Pentosidine is an advanced glycation end product or AGE, where a sugar is covalently attached to a protein. Previously, we found that high amounts of pentosidine are found in a subset of patients with schizophrenia, and we think that high pentosidine might be a cause of some types of schizophrenia. So, I wanted to know why pentosidine increases in some people. It’s commonly thought that high amounts of sugar cause increases in pentosidine and other AGEs, but when we looked at patients with schizophrenia with high pentosidine, we didn’t see high levels of sugars or hemoglobin A1c, which is an indicator of excess sugar in the bloodstream. This led me to hypothesize that there must be a different pathway responsible for high pentosidine. If I could find this pathway, it would help us understand what causes some types of schizophrenia. It would also allow us to make more accurate cell and animal models of schizophrenia.

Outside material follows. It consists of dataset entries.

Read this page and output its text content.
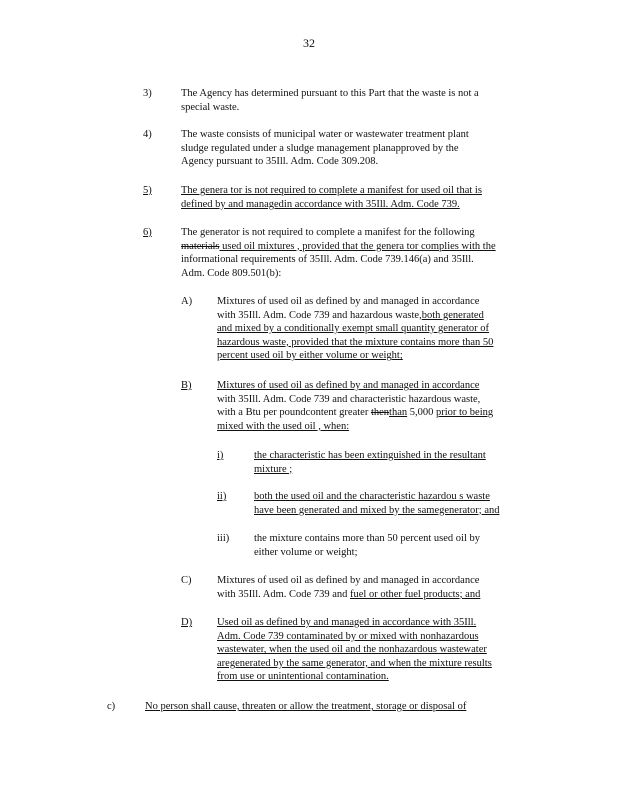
32
3)	The Agency has determined pursuant to this Part that the waste is not a
special waste.
4)	The waste consists of municipal water or wastewater treatment plant
sludge regulated under a sludge management planapproved by the
Agency pursuant to 35Ill. Adm. Code 309.208.
5)	The genera tor is not required to complete a manifest for used oil that is
defined by and managedin accordance with 35Ill. Adm. Code 739.
6)	The generator is not required to complete a manifest for the following
materials used oil mixtures , provided that the genera tor complies with the
informational requirements of 35Ill. Adm. Code 739.146(a) and 35Ill.
Adm. Code 809.501(b):
A) Mixtures of used oil as defined by and managed in accordance
with 35Ill. Adm. Code 739 and hazardous waste,both generated
and mixed by a conditionally exempt small quantity generator of
hazardous waste, provided that the mixture contains more than 50
percent used oil by either volume or weight;
B) Mixtures of used oil as defined by and managed in accordance
with 35Ill. Adm. Code 739 and characteristic hazardous waste,
with a Btu per poundcontent greater thenthan 5,000 prior to being
mixed with the used oil , when:
i)	the characteristic has been extinguished in the resultant
mixture ;
ii)	both the used oil and the characteristic hazardou s waste
have been generated and mixed by the samegenerator; and
iii) the mixture contains more than 50 percent used oil by
either volume or weight;
C) Mixtures of used oil as defined by and managed in accordance
with 35Ill. Adm. Code 739 and fuel or other fuel products; and
D) Used oil as defined by and managed in accordance with 35Ill.
Adm. Code 739 contaminated by or mixed with nonhazardous
wastewater, when the used oil and the nonhazardous wastewater
aregenerated by the same generator, and when the mixture results
from use or unintentional contamination.
c)	No person shall cause, threaten or allow the treatment, storage or disposal of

We did metabolome analyses on patients with schizophrenia with high pentosidine and healthy controls and looked for differences in metabolites. We found that in patients with high pentosidine, there was a high amount of glucuronic acid. Pentosidine consists of a sugar bridge between lysine and arginine amino acids, so we next mixed lysine, arginine, and glucuronic acid, and we found that pentosidine is produced over time. Mixing glucuronic acid with proteins or plasma also produced pentosidine. Finally, we showed that injecting glucuronic acid into guinea pigs caused pentosidine to increase. When we looked at the correlation between high pentosidine and schizophrenia, we found that an increase of pentosidine by one standard deviation roughly doubles the chances that a person has schizophrenia. An enzyme, aldo-keto reductase or AKR breaks down glucuronic acid and we found that AKR enzymatic activity is reduced in patients with schizophrenia. So, we think that reduced AKR increases glucuronic acid, which increases pentosidine, and increases the chances of someone becoming schizophrenic.

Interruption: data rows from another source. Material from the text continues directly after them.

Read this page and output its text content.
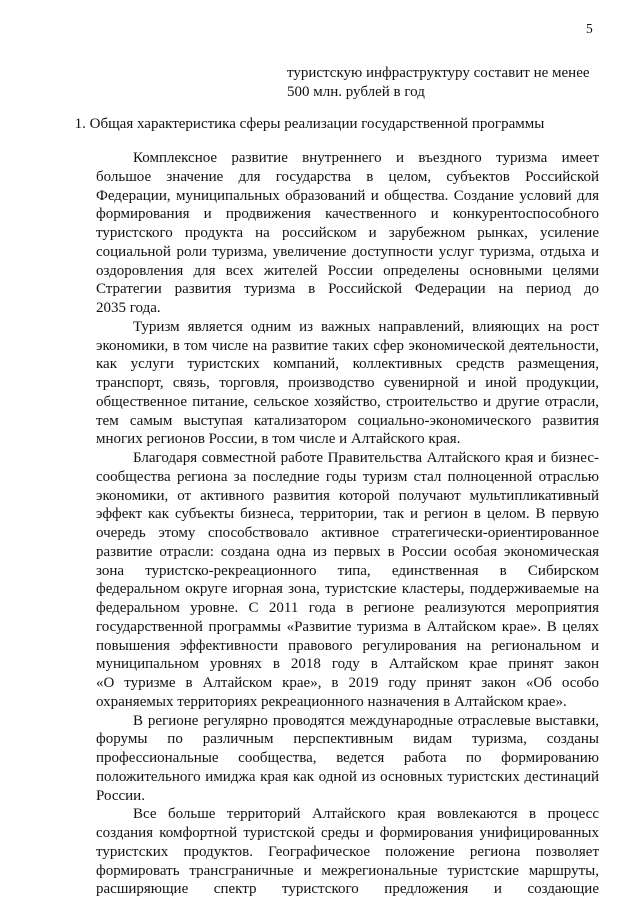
5
туристскую инфраструктуру составит не менее
500 млн. рублей в год
1. Общая характеристика сферы реализации государственной программы
Комплексное развитие внутреннего и въездного туризма имеет
большое значение для государства в целом, субъектов Российской
Федерации, муниципальных образований и общества. Создание условий для
формирования и продвижения качественного и конкурентоспособного
туристского продукта на российском и зарубежном рынках, усиление
социальной роли туризма, увеличение доступности услуг туризма, отдыха и
оздоровления для всех жителей России определены основными целями
Стратегии развития туризма в Российской Федерации на период до
2035 года.
Туризм является одним из важных направлений, влияющих на рост
экономики, в том числе на развитие таких сфер экономической деятельности,
как услуги туристских компаний, коллективных средств размещения,
транспорт, связь, торговля, производство сувенирной и иной продукции,
общественное питание, сельское хозяйство, строительство и другие отрасли,
тем самым выступая катализатором социально-экономического развития
многих регионов России, в том числе и Алтайского края.
Благодаря совместной работе Правительства Алтайского края и бизнес-
сообщества региона за последние годы туризм стал полноценной отраслью
экономики, от активного развития которой получают мультипликативный
эффект как субъекты бизнеса, территории, так и регион в целом. В первую
очередь этому способствовало активное стратегически-ориентированное
развитие отрасли: создана одна из первых в России особая экономическая
зона туристско-рекреационного типа, единственная в Сибирском
федеральном округе игорная зона, туристские кластеры, поддерживаемые на
федеральном уровне. С 2011 года в регионе реализуются мероприятия
государственной программы «Развитие туризма в Алтайском крае». В целях
повышения эффективности правового регулирования на региональном и
муниципальном уровнях в 2018 году в Алтайском крае принят закон
«О туризме в Алтайском крае», в 2019 году принят закон «Об особо
охраняемых территориях рекреационного назначения в Алтайском крае».
В регионе регулярно проводятся международные отраслевые выставки,
форумы по различным перспективным видам туризма, созданы
профессиональные сообщества, ведется работа по формированию
положительного имиджа края как одной из основных туристских дестинаций
России.
Все больше территорий Алтайского края вовлекаются в процесс
создания комфортной туристской среды и формирования унифицированных
туристских продуктов. Географическое положение региона позволяет
формировать трансграничные и межрегиональные туристские маршруты,
расширяющие спектр туристского предложения и создающие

We’re planning to use this information to make more accurate cell and animal models of schizophrenia. For example, we can knock out AKR in animals and determine whether these animals display schizophrenia-like phenotypes. I don’t think increasing glucuronic acid on its own is sufficient to cause schizophrenia, but I think it could be an important step. In addition, we are excited to be pursuing large-scale cohort studies with Dr. Nishida at the institute. In these studies, we start with large cohorts of Tokyo residents starting at 10 years of age and examine them every two years. Some of the people in these studies will develop schizophrenia or other neurological diseases as they age. By looking at cohort data, we will be able to determine whether high amounts of AGEs or pentosidine at early ages are associated with development of schizophrenia at later ages.